La saison des séquestrations aurait-elle repris, peu avant celle des récoltes? C’est en tout cas pendant cette période qu’il est possible d’analyser le taux de THC (substance psychotrope active) contenu dans les plantes. La police rappelle qu’elle avait déjà saisi du chanvre dont ce taux dépassait largement la valeur admise (0,3%) chez André Fürst en septembre 1998 et en mai 2000. L’enquête ouverte contre celui-ci ne date donc pas d’hier. «Depuis quelques mois, nous avons constaté que la personne mentionnée vendait différents produits dérivés à la «ferme de production Chanvre-Info», à Morat. Il existe par conséquent des soupçons de violation de la loi fédérale sur les stupéfiants», indiquent les autorités par voie de communiqué.


TROIS OUVRIERS AU NOIR
Sur ordre du juge d’instruction André Piller, elles ont donc procédé à des perquisitions. Et affirment avoir saisi «de grandes quantités» de produits à base de chanvre (fleurs, thé, substitut de tabac), ainsi que des plants séchés. Des échantillons ont également été prélevés dans les champs. Enfin, parmi les personnes contrôlées, trois n’ont pas été en mesure de présenter un permis de travail en règle. Inatteignable hier, le juge d’instruction a ordonné la cessation des activités de l’exploitation. Le magasin (lire ci-dessous), le stock, les locaux de production et les bureaux ont été mis sous scellés.


Pour André Fürst et ses employés, la source de leurs problèmes semble évidente: une bisbille entre les défenseurs de la plante cannabacée («La Liberté» du 30 juillet). Jean-Pierre Egger, président de l’Association suisse des amis du chanvre (ASAC), avait dénoncé le promoteur de Chanvre-Info, l’accusant de détenir de la teinture de chanvre tombant sous le coup de la loi sur les stupéfiants.

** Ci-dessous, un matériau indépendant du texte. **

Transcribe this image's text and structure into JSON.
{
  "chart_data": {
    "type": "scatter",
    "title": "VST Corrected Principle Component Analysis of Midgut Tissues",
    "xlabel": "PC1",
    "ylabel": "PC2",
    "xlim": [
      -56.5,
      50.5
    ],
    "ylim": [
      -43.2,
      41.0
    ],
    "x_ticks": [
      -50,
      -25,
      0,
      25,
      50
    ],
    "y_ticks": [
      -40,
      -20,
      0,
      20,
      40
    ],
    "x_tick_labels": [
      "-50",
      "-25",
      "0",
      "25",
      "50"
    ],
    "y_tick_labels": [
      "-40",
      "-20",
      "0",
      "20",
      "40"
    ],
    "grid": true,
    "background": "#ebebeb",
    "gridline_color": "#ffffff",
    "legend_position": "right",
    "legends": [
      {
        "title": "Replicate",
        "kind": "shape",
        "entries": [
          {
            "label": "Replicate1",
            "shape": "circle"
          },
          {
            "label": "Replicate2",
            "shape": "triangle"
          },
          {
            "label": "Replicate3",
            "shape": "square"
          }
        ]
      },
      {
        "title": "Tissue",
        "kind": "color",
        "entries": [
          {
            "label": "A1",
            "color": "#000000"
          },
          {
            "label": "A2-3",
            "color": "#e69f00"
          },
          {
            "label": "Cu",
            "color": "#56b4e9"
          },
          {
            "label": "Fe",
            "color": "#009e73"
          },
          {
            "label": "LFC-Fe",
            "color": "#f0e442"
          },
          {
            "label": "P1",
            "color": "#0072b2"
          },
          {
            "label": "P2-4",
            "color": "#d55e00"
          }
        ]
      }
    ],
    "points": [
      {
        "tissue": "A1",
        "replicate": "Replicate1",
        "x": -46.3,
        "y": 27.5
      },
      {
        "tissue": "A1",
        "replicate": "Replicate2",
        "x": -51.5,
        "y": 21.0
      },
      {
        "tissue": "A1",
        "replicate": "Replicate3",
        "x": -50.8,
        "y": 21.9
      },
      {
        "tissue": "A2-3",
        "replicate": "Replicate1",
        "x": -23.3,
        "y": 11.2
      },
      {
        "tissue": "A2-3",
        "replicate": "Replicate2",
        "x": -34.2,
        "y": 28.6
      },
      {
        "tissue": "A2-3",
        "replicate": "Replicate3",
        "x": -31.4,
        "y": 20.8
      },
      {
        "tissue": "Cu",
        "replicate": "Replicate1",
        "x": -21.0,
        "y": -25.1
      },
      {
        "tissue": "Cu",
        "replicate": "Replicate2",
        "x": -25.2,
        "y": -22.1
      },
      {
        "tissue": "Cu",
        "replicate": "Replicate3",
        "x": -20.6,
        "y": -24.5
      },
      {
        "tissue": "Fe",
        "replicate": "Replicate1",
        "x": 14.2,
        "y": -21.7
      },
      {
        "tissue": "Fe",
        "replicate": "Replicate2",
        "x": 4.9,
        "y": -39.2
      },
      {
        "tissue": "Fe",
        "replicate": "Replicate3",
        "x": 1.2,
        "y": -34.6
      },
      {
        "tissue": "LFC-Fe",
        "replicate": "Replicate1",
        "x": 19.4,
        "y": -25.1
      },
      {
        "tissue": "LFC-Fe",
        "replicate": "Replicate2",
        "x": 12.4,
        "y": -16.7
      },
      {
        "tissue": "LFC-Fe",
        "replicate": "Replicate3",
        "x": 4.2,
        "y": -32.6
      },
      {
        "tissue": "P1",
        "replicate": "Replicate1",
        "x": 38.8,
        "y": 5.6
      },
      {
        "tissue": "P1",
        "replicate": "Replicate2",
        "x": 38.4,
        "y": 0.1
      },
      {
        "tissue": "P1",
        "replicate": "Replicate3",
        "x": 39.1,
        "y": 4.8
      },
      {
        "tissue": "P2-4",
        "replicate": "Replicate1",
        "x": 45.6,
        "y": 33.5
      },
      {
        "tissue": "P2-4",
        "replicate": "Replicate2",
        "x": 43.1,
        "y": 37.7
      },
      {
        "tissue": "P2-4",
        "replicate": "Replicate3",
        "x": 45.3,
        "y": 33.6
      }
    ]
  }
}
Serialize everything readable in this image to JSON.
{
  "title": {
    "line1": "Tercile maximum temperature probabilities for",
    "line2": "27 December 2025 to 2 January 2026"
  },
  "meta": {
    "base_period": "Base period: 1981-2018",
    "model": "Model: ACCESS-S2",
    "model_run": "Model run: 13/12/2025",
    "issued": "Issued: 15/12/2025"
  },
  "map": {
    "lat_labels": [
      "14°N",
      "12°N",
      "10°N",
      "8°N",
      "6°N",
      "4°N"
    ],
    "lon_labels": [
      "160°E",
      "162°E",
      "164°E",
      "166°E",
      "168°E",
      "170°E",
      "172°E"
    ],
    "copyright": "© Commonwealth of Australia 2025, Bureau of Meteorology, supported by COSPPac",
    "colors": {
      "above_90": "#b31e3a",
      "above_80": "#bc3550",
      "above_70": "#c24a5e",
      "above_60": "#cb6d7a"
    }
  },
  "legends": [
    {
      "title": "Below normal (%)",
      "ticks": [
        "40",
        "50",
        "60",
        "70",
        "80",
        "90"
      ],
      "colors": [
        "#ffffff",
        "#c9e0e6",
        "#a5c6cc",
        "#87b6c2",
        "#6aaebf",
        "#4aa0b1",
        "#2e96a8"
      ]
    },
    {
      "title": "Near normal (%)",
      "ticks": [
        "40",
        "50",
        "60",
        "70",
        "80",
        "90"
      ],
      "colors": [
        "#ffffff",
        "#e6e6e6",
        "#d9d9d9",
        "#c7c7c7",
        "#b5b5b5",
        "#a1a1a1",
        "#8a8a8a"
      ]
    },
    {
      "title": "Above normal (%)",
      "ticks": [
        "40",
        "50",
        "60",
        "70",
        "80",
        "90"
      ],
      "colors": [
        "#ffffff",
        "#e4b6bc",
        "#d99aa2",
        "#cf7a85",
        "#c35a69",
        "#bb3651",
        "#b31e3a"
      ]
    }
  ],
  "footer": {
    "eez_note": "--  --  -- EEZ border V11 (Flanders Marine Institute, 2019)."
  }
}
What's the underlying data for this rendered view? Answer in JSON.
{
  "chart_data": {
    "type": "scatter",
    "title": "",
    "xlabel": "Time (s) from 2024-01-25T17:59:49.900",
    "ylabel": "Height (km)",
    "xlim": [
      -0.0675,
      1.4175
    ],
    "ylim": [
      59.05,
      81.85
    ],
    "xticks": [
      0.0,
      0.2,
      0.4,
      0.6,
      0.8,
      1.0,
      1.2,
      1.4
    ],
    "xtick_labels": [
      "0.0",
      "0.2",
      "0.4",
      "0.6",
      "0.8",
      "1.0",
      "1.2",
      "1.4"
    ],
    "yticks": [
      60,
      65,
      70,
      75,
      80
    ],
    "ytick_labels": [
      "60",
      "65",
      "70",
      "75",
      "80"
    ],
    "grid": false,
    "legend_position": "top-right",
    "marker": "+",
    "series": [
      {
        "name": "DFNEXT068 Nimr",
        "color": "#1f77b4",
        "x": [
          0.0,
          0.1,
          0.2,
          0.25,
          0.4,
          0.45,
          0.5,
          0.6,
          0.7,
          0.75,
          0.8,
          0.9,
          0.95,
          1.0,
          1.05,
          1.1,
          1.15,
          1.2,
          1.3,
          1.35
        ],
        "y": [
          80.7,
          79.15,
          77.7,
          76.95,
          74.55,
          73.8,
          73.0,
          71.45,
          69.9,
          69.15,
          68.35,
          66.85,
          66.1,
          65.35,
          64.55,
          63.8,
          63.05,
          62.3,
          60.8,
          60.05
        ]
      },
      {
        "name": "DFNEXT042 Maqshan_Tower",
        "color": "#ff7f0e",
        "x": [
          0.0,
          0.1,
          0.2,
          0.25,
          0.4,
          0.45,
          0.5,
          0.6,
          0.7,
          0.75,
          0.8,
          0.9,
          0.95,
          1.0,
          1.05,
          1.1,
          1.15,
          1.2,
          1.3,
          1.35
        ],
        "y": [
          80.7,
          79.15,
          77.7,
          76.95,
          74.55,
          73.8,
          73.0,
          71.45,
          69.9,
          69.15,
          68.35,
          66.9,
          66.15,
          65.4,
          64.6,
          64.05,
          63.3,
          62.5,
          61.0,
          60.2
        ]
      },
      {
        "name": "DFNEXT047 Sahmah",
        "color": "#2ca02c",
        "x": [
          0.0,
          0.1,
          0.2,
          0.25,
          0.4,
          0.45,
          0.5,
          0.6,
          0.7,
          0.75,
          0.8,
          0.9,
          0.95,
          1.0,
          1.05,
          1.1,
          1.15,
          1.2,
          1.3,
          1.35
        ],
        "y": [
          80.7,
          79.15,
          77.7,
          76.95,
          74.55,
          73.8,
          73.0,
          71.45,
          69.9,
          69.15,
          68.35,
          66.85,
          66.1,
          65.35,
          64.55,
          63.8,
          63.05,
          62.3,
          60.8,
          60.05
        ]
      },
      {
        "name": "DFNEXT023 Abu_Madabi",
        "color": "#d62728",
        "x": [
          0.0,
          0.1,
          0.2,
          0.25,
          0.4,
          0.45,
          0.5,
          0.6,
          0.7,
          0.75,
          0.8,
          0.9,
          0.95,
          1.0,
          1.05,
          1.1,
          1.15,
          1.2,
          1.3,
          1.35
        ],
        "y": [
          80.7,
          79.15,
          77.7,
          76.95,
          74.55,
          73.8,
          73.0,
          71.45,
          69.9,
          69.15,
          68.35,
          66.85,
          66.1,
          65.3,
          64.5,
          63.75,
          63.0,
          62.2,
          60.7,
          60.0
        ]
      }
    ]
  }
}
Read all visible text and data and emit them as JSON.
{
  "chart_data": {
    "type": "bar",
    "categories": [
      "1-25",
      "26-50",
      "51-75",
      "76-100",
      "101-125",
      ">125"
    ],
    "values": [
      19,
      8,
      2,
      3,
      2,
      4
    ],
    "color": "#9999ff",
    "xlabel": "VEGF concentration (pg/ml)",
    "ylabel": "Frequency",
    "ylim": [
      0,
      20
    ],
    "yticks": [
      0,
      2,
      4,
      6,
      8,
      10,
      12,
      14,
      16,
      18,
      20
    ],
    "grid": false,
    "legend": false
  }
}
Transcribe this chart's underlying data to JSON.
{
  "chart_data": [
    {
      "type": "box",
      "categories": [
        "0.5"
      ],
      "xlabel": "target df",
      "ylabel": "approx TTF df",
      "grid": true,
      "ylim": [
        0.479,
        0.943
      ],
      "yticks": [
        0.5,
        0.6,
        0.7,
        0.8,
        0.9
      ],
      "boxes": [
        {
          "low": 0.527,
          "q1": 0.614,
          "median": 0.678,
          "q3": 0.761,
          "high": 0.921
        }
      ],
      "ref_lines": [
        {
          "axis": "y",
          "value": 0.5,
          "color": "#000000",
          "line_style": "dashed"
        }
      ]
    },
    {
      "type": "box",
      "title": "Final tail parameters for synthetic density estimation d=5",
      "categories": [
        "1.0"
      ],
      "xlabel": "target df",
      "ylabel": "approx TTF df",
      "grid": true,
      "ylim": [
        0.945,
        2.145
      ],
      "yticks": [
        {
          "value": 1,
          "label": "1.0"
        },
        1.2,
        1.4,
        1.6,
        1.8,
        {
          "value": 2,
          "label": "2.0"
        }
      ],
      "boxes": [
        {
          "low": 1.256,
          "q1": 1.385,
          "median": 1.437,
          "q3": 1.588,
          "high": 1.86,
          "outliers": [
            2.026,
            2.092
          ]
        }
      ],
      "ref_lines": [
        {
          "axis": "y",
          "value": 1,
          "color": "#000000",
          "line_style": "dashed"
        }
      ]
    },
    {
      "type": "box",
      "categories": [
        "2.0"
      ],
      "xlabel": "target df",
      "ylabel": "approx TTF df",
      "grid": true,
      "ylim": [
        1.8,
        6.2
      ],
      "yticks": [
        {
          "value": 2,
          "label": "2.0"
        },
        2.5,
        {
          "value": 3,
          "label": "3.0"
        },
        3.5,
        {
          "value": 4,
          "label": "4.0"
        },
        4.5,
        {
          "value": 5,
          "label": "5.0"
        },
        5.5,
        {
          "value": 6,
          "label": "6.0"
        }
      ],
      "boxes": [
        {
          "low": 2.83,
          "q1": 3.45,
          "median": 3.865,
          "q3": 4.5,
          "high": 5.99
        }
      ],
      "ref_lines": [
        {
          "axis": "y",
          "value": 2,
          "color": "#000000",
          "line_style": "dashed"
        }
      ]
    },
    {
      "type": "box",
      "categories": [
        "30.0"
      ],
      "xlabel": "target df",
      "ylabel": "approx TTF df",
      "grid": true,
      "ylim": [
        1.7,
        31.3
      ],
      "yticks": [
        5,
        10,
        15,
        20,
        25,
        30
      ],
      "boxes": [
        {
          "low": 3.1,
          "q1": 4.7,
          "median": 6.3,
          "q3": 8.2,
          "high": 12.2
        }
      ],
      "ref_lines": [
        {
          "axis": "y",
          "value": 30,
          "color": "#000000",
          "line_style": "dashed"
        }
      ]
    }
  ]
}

André Fürst avait été dénoncé à la police fin juillet.


Aux yeux de Kurt Buchmann, mandaté par Chanvre-Info pour les relations publiques, ces saisies relèvent d’un paradoxe total: «La police passait environ une fois par semaine à la ferme. Pour se renseigner et pour effectuer certaines vérifications. Il y avait une espèce de collaboration», raconte-t-il. «André Fürst a des employés chargés de la sécurité. Un temps, ils attrapaient jusqu’à trois personnes par nuit qui tentaient de voler dans nos champs. Et ils étaient chargés de les dénoncer à la police. Depuis que les magasins de chanvre ont fermé en ville, c’est monnaie courante.»


Le commerce d’André Fürst, également à l’origine d’Expo-Chanvre, une manifestation destinée à informer le public sur les bienfaits de la plante, est pour l’instant fermé. «La seule chose qui m’ennuie, c’est que mes vingt employés sont au chômage technique. Et que les saisies risquent de reprendre chez les agriculteurs chanvriers. Mais nous poursuivrons nos activités. On peut toujours se tourner vers les cantons de Berne ou du Valais», lance le patron.


«L’argent ne m’intéresse pas. Si je dois faire de la prison, j’en ferai. De toute façon, il y a des dizaines de personnes qui peuvent reprendre le relais pour mener ce combat. Et si actuellement nous ne pouvons pas travailler dans la ferme de Morat, nous continuerons d’accueillir le public dans la cour.